San Diego is a very nice city, Canadian clean, lots of trees (green leafy trees), and it does not look like it just came out of a crate.  There is a good mixture of old and new buildings, most of the new buildings are as attractive as the old.  My cheap motel is within walking distance of downtown, including the 'gas light' district, where all the downtown amusements are to be found.  My room is great, I have large windows on two walls, I finally made it to the corner office!

One thing that strikes me is the large number of homeless men here.  I suspect this is more a reflection of San Diego's mild climate than on the local economy.  Most of the ones I see are either 50 plus or in their 20's.  

I have been seeing lots of homeless in my travels.  Outside of El Centro I had a smoke with a guy who has all his stuff on a bicycle and a makeshift trailer.  Listening to him I learn that he has been living this way for a long time, hoboing around the country, picking fruit and similar work, he tells me he is 63.  Although he claims to only have a grade five education, he is obviously intelligent and very well spoken.  He was reading a Tom Clancy novel, one of the fat ones.  He called it his poor man's TV. 

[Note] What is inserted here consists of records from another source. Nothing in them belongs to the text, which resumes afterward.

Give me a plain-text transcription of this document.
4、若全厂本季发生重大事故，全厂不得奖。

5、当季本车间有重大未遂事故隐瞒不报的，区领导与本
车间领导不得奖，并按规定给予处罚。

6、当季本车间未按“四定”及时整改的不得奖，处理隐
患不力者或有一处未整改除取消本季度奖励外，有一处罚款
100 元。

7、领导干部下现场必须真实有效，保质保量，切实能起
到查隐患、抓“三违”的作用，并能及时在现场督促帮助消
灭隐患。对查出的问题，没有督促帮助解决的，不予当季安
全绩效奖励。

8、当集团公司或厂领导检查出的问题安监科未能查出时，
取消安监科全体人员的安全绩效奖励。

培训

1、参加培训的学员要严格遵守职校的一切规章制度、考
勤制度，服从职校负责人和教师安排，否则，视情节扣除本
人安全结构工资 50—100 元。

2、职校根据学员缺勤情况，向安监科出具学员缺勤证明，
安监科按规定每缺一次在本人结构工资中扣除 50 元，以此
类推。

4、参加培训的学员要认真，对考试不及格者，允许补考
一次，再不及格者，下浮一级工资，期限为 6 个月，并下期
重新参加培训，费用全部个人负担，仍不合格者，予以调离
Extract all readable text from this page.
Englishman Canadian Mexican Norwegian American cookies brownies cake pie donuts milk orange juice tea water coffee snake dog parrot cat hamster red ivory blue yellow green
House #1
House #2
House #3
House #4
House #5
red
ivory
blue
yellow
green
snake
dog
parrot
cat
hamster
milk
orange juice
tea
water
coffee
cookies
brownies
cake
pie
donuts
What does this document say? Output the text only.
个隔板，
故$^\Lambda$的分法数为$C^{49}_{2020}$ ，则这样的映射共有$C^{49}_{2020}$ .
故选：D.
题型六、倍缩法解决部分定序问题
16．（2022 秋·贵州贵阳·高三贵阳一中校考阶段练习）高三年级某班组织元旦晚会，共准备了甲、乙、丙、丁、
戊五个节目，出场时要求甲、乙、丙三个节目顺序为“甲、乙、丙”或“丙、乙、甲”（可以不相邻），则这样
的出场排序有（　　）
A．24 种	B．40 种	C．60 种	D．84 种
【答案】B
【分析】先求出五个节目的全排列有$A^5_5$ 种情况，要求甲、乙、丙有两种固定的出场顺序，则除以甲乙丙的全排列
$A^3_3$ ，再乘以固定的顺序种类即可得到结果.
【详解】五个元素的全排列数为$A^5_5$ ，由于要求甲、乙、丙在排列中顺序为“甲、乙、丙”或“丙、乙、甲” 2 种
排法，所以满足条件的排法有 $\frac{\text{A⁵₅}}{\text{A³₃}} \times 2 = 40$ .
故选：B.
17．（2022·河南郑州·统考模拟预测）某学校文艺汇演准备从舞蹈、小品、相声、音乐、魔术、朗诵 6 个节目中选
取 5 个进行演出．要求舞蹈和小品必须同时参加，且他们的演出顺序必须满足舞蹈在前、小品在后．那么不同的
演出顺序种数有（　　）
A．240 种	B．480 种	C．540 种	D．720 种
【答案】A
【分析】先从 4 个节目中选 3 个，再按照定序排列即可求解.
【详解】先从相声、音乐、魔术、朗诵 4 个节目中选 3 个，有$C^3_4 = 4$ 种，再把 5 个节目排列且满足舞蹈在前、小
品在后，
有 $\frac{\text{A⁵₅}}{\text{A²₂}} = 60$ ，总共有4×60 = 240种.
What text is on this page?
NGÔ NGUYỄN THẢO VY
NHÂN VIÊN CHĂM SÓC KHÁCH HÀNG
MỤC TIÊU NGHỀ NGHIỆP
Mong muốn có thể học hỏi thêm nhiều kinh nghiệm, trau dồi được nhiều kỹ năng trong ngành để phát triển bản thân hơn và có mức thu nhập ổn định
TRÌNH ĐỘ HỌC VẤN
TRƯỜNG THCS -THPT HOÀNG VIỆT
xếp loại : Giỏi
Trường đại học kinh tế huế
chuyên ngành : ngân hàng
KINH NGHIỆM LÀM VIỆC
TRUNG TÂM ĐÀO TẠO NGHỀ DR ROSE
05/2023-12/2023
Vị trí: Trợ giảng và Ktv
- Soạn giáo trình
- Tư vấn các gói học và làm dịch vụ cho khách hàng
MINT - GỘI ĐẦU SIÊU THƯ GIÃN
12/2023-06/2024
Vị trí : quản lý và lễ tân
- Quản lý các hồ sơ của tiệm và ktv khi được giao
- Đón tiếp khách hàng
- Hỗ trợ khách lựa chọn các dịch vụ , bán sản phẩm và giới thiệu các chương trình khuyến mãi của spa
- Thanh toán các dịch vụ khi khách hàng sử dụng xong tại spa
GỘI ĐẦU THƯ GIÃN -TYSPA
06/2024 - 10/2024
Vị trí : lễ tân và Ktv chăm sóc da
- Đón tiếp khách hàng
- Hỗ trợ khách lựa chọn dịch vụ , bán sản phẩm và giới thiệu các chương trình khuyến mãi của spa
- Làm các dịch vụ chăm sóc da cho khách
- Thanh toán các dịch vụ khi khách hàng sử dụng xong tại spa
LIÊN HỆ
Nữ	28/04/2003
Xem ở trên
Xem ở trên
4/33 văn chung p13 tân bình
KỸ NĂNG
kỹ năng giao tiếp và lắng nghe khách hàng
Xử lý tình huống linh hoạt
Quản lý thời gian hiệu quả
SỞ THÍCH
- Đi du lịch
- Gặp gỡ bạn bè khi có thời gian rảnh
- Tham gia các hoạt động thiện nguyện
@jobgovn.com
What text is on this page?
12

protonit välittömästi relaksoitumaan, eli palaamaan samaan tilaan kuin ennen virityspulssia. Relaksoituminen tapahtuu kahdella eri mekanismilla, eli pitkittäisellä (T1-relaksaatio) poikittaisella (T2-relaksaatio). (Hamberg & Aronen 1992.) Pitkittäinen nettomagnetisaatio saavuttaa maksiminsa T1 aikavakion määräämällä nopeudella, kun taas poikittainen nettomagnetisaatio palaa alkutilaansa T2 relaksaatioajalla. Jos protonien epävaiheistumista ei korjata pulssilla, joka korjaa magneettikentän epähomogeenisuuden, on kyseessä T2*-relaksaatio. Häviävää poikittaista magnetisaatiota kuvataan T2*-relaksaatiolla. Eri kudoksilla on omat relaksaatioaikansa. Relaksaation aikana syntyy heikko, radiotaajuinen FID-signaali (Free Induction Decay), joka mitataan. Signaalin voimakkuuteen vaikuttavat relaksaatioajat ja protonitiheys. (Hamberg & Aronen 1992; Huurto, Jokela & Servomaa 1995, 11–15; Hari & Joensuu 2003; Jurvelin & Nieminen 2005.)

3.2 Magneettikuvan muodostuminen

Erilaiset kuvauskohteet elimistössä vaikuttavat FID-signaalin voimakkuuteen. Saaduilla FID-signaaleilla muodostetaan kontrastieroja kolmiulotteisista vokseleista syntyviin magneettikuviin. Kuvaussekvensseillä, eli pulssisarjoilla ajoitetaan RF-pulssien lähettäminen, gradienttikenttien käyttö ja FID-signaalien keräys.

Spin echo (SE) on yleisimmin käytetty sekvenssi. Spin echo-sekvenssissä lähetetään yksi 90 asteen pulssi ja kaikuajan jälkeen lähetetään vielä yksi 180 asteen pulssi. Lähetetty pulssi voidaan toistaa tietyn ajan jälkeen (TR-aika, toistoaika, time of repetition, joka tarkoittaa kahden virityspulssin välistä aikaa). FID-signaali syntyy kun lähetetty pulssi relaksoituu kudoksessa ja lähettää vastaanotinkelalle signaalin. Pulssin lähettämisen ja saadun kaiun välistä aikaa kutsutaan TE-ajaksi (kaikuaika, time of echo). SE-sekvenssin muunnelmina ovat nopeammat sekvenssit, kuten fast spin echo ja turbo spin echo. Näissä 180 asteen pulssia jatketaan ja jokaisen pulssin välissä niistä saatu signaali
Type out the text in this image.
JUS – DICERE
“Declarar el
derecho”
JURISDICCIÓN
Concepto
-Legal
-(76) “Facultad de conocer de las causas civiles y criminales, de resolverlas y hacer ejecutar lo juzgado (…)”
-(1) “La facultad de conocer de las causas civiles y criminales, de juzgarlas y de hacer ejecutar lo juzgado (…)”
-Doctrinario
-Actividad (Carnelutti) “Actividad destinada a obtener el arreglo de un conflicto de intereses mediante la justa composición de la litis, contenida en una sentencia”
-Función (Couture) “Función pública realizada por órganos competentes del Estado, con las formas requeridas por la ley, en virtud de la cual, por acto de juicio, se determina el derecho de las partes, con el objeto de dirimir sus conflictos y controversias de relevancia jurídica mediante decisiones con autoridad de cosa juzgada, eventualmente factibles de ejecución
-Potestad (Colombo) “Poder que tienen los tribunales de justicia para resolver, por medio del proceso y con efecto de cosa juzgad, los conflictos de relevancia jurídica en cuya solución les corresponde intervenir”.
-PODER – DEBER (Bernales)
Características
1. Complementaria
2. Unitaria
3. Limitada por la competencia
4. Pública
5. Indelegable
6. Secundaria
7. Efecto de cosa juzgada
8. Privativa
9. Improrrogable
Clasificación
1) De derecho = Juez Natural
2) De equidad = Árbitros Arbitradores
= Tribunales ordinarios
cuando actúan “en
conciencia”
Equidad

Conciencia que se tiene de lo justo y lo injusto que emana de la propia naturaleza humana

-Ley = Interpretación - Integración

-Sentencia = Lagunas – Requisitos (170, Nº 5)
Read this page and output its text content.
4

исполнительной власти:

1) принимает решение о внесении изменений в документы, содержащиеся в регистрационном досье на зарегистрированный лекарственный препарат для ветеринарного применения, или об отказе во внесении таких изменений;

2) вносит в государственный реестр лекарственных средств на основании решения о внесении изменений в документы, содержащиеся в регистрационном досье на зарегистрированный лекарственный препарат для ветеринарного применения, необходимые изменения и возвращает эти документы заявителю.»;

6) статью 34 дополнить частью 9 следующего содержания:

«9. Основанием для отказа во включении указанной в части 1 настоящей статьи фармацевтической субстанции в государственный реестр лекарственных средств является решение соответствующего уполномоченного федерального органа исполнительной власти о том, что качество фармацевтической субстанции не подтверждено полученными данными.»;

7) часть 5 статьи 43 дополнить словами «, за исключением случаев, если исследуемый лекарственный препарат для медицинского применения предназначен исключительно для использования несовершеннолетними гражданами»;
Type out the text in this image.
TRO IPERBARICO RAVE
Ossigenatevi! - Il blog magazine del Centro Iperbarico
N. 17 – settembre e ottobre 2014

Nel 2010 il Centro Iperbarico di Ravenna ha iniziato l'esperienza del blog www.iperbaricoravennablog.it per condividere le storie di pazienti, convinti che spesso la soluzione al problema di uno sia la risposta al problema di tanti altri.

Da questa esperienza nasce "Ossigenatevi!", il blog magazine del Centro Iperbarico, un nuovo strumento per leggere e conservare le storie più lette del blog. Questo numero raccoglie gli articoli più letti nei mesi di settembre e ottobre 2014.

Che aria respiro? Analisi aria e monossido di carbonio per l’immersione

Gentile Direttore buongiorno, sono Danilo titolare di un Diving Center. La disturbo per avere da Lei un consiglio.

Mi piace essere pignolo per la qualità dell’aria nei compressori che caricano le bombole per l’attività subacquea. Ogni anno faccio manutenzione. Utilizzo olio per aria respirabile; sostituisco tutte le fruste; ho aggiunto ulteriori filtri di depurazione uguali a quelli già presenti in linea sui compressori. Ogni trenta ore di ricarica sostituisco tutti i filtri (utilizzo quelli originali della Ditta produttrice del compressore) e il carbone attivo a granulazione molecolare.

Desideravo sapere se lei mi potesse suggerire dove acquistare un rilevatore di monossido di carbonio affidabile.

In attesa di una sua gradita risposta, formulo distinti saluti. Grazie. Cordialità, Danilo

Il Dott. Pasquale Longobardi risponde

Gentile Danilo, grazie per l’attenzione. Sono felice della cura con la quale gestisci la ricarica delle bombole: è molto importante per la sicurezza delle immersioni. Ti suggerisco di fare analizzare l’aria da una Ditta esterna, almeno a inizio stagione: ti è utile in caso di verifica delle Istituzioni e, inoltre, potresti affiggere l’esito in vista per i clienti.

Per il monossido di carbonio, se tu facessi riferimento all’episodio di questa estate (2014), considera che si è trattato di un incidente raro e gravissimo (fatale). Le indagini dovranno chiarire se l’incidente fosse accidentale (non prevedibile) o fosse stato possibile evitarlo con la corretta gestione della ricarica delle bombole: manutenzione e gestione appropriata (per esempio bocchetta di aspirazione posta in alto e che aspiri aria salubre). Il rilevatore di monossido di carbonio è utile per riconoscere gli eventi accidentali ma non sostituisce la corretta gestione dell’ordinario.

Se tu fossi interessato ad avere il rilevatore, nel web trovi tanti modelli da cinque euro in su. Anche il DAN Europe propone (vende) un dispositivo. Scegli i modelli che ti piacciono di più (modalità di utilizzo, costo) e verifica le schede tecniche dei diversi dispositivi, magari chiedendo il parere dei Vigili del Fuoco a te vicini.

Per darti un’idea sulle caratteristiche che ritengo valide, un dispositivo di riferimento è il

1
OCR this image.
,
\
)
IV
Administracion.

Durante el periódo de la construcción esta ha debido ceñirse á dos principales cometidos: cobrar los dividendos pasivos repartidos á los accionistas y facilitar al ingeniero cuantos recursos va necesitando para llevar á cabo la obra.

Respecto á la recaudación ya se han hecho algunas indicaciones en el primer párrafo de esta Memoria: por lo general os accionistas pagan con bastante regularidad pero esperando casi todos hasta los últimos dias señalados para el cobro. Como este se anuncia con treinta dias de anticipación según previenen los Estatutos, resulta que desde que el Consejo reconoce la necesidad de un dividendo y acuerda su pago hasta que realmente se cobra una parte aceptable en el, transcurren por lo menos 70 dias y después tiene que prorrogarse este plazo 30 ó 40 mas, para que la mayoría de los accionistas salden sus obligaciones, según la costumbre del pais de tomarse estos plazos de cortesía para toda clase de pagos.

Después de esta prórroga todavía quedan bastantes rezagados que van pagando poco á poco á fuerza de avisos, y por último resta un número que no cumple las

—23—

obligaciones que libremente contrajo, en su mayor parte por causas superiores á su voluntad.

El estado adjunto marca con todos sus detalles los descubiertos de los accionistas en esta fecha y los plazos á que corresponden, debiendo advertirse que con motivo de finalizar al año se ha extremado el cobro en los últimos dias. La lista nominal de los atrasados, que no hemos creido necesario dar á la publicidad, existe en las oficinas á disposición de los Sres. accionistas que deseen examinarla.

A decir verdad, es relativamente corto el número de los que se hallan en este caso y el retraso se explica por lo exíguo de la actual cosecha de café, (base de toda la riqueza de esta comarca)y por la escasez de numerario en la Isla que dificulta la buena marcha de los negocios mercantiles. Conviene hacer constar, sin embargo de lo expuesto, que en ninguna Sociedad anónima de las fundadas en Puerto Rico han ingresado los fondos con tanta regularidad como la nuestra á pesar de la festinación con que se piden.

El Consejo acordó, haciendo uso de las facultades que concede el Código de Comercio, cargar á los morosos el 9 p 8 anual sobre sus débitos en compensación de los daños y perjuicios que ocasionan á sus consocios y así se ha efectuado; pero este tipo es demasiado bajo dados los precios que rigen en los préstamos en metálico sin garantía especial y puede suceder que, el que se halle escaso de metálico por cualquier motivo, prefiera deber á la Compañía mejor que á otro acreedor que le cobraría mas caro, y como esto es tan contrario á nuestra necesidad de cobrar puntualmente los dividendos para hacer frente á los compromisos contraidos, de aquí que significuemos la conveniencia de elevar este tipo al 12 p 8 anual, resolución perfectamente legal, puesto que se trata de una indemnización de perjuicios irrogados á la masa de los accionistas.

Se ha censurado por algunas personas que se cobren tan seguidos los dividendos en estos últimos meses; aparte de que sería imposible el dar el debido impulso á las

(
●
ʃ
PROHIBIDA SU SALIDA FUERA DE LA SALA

He hands me a photocopy of a tract of sorts that he typed.  On one side is the declaration of Independence, and on the other his analysis of how the US got off the rails.  According to his essay, it all started with Reaganomics.  It gets a little confusing where he suggests that communists are behind it all, but for that, it contains some interesting insights.  It ends with in invitation to make copies or put it on the internet.  The title is "WAKE UP America, BEFORE we all end up Homeless! and it is signed John E Freedom, AKA John E Forbauer;  I will take John's invitation, and include this excerpt (caps and punctuation as found);

"There's 4 basic categories in the economy of a Country.  (1) Providers; Farmers, Manufacturers, Etc.  ANYONE with a Product, or the ability to bring foreign capital INTO America (To increase the value of OUR money).  (2) USERS; Those who use our capital, and keep it in circulation, where everyone can use it.  (3) HOARDERS; Those who hoard our capital, for various reasons.  (4) DRAINS; Those draining OUR capital, by way sending it OUT to other Countries.
 As long as 2, 3, & 4 stay within what has been Provided by 1, there's a stabile economy that can steadily grow..." 

John goes on to suggest that capitalists believe they are more important than those who provided the capital (presumably the 'providers', and that workers are more concerned with wages than their rights.  He goes on to say he can't tell if America's problems are being caused by the 'ego and greed' of the capitalist or by the communists who have snuck socialism into the American way of life.  If John had gone to college, he might realize that he sounds an awful lot like Karl Marx :-), but reading his essay, I suspect it would have received a better than C grade in a first year college economics class.

I also suspect that John's lifestyle choice was his own, but still there is an awful of lot of these guys roaming the country.  If they are like John, that is a lot of latent talent that is going to waste if you believe that we exist in order to make things better. 

I am less sure of that now then I was when I was younger.